Business Day (Nigeria)

How Nigeria’s Per capita GDP growth compares with peers over last decade

- FAVOUR OLAREWAJU

While Mexico, Indonesia and Turkey saw per capita GDP growth contract for the first time in a decade in 2019, Nigeria’s contractio­n started in 2015 and has remained negative since then.

The secret to the success of Nigeria’s MINT peers (Mexico, Indonesia and Turkey) is that they have positioned their economies to attract foreign capital, according to World Bank and IMF economists.

The term “MINT” was popularise­d by former Goldman Sachs economist, Jim O’neil, in reference to Mexico, Indonesia, Nigeria and Turkey, which at the time had favourable demographi­cs and benign economic prospects.

The four countries also had comparable levels of FDI but the story has since changed.

In 1995, Nigeria’s FDI stock (a measure of the total level of direct investment at a given point in time) was $USD 16.25 billion, ranking it third, behind Mexico’s $41.1 billion and Indonesia’s $20 billion. Turkey had the least FDI stock of $14 billion, according to UNCTAD data.

By 2017, all four countries looked so different.

Although Mexico and Indonesia still led the way in terms of FDI stock, Nigeria has fallen off third place by no small margin and is now firmly rooted at the bottom.

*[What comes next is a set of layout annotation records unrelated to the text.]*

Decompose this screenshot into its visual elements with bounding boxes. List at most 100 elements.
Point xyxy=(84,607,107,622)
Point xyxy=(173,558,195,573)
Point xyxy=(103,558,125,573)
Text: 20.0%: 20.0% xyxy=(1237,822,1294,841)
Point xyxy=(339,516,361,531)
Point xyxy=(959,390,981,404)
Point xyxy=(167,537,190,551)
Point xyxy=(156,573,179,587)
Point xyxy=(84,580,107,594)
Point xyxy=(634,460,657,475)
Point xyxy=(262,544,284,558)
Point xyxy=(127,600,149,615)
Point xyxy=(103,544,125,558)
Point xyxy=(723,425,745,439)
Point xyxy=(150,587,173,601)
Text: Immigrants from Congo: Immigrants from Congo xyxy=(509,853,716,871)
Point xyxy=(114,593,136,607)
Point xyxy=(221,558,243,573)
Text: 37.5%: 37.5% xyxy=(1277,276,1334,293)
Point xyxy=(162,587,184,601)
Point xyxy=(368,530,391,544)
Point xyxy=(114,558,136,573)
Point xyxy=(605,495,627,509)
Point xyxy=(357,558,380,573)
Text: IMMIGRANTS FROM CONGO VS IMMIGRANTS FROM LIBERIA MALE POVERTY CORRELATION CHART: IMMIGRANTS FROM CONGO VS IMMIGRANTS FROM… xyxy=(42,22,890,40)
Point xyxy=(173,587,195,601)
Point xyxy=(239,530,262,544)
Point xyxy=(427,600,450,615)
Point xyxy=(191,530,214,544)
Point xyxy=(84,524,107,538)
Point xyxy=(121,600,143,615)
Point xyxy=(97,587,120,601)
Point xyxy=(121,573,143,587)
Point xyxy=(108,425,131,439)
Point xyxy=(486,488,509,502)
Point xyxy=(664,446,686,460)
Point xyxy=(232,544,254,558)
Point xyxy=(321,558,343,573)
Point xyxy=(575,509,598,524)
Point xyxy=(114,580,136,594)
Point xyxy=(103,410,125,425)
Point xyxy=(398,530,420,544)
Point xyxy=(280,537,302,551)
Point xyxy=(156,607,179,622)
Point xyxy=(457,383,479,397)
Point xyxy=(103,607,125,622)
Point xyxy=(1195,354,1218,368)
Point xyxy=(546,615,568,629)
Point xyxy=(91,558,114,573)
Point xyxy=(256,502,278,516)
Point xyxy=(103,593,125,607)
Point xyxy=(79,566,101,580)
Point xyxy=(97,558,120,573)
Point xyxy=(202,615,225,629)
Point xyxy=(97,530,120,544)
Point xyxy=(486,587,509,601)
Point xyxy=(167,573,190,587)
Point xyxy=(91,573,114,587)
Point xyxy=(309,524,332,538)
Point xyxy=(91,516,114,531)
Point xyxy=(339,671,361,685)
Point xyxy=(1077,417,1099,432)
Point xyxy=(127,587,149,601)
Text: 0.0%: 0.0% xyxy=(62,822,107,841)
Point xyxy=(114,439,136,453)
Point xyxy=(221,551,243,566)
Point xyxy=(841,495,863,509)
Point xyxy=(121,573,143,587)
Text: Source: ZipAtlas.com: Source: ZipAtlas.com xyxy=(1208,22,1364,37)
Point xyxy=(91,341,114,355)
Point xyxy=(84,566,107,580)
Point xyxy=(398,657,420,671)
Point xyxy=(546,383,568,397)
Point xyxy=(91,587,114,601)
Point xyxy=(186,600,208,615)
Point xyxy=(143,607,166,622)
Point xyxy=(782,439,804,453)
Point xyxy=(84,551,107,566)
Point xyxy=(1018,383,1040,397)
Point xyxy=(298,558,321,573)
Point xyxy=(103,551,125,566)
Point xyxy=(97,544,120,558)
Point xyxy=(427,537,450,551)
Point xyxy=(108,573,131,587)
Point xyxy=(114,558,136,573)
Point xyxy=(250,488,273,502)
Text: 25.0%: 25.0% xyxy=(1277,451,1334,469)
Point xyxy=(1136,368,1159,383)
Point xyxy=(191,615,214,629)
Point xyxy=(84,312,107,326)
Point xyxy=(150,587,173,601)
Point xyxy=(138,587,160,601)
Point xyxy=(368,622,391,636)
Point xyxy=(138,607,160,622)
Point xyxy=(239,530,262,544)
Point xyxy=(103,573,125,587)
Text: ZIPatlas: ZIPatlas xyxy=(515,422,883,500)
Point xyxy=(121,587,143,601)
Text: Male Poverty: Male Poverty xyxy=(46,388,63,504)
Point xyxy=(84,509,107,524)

Between 1995 and 2017, Mexico’s FDI stock jumped 1,089 percent to $489 billion, while Indonesia and Turkey’s FDI stock surged 1,104 percent and 1,110 percent to $248.5 billion and $180.7 billion respective­ly.

Nigeria is almost unrecognis­able from when it was second only to

Mexico in 1970s or third in 1995. The country’s FDI stock only grew 500 percent, which is less than half the average of its peers, to $97.7 billion in 2017.

That is despite boasting the largest population after Indonesia of the four countries.

As a percentage of GDP, Mexico’s FDI stock in 2017 was 49.5 percent compared to 12 percent in 1995, while Indonesia’s FDI stock was 24.4 percent compared to 8.4 percent.

Turkey’s FDI stock as a percentage of GDP was 22.8 percent in 2017 compared to 6.4 percent in 1995.

Nigeria saw a much smaller jump in FDI stock as a percentage of GDP, implying less progress compared to the others, as it went from 12.3 percent of GDP in 1995 to 24 percent in 2017.

In terms of recent FDI inflows, Indonesia ranks top with FDI inflows of $28.2 billion in 2019. That excludes inflows to the banking and oil sectors Mexico follows with $26 billion. In third place is Turkey, which attracted $8.4 billion in FDI.

Nigeria attracted less than $1 billion.